Throughout January and February 2014:
One of Russia’s most fascinating and complex composers—Dmitri Shostakovich—goes under the magnifying glass when Pacific Symphony partners with Chapman University’s Global Arts Program to present “Decoding Shostakovich,” a festival dedicated to the iconic composer, whose life unfolded under the Soviet system. There are myriad reasons for a festival devoted to this fascinating man, beginning with the tremendous impact he had on classical music in Russia and beyond. Through classical concerts and a wide array of presentations (discussions, film, dance, lecture, piano recital, theater, symposium, book club and master classes), “Decoding Shostakovich” probes deeply into the man to reveal the composer’s relationship to his home country, its culture and politics and the effects these had on his music.
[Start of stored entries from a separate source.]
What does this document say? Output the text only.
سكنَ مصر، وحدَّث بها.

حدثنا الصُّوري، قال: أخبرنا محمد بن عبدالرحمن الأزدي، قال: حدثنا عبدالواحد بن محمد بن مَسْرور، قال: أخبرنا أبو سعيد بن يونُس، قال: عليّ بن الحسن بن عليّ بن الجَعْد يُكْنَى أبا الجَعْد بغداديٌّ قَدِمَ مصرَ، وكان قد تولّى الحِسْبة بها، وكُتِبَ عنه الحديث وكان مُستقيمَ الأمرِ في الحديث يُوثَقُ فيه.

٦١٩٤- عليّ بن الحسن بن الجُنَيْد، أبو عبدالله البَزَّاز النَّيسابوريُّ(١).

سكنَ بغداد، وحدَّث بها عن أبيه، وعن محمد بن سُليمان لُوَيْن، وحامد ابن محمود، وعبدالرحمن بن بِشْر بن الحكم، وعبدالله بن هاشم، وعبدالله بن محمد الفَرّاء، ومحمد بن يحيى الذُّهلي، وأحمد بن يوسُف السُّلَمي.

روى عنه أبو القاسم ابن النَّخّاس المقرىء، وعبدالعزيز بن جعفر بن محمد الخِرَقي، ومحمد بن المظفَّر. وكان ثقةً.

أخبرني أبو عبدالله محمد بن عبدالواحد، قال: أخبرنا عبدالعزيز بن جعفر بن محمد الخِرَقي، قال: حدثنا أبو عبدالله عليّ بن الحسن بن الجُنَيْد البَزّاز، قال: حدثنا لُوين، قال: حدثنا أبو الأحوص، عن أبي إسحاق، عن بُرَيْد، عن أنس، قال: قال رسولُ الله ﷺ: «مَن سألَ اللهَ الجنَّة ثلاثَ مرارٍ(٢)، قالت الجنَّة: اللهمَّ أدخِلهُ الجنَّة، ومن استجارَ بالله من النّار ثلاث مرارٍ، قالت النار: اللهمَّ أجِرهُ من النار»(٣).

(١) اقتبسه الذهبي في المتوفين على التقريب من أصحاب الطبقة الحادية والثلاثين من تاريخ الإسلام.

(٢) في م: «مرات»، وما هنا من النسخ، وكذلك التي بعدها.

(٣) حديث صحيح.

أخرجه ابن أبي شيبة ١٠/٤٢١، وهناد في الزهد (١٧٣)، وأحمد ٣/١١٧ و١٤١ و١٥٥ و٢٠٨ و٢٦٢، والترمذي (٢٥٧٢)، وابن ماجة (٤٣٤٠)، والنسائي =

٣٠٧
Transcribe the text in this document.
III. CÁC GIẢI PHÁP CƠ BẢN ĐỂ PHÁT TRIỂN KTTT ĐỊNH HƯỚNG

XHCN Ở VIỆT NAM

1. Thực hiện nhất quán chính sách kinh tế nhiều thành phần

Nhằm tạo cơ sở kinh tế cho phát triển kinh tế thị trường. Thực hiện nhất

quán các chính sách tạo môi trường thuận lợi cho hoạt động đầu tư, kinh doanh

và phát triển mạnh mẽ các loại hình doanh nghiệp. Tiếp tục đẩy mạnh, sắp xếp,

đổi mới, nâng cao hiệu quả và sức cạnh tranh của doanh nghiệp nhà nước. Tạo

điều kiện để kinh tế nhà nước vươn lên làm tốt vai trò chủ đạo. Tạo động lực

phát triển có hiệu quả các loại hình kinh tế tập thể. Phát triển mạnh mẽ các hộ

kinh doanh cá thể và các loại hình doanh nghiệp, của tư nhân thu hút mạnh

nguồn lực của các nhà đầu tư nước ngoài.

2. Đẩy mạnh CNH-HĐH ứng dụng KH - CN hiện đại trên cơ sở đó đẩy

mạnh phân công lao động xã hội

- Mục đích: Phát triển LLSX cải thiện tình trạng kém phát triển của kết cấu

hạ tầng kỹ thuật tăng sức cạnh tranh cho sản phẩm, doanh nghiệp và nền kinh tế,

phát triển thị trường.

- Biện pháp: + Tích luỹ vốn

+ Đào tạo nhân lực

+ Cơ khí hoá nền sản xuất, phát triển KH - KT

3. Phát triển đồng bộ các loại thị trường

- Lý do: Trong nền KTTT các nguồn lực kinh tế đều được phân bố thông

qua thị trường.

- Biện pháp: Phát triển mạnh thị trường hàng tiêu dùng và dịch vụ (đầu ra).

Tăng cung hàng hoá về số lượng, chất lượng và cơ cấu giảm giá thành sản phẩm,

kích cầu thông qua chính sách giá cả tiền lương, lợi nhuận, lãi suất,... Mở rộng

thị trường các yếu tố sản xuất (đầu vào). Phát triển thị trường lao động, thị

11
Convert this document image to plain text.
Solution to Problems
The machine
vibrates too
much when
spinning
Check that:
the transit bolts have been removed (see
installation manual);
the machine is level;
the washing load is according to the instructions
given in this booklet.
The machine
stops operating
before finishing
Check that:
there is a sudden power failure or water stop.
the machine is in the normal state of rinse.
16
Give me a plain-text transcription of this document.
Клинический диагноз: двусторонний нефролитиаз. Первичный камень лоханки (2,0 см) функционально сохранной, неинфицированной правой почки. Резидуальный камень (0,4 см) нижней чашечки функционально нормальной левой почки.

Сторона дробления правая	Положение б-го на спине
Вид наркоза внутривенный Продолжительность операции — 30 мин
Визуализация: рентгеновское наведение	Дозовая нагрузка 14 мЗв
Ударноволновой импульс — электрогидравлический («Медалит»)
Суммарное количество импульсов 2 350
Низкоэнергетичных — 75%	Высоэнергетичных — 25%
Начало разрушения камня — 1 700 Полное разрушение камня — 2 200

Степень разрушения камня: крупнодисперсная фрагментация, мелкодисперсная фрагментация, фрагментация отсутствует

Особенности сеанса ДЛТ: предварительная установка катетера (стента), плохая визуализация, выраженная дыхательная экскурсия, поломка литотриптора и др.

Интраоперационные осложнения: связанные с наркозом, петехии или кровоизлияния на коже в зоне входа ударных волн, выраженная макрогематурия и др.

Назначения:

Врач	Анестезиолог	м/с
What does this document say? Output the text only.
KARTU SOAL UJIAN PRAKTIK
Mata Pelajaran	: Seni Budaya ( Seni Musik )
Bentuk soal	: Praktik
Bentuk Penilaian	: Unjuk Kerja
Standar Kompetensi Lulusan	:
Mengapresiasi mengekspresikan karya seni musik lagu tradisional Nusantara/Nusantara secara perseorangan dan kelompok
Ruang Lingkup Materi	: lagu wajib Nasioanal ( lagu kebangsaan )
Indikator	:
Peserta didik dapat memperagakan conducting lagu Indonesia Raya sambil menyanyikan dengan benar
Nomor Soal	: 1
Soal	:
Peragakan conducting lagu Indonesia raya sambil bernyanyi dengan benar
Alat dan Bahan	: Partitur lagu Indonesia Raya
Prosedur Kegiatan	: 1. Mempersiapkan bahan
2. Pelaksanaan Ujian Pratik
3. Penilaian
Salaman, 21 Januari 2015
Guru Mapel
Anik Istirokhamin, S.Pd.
The festival, which began in November, continues into February 2014.
“This series of events—including performances of Shostakovich’s work, as well as panels, exhibits, and films—is a wonderful beginning for what we believe will be a very successful partnership between Chapman University and Pacific Symphony,” said Daniele Struppa, Ph.D., chancellor of Chapman University. “Music is indeed a vital part of the history of ideas, and the nature of our partnership is to bring to light such interplay in ways that will indelibly connect music to history and to other forms of art.”
Over the course of the 20th-century, the symphony was thought by some in America and Europe to be virtually extinct as a genre. But this was not the case in Soviet Russia, where Shostakovich and fellow composer Sergei Prokofiev produced symphonies that swiftly entered the standard repertoire—and filled the great societal need.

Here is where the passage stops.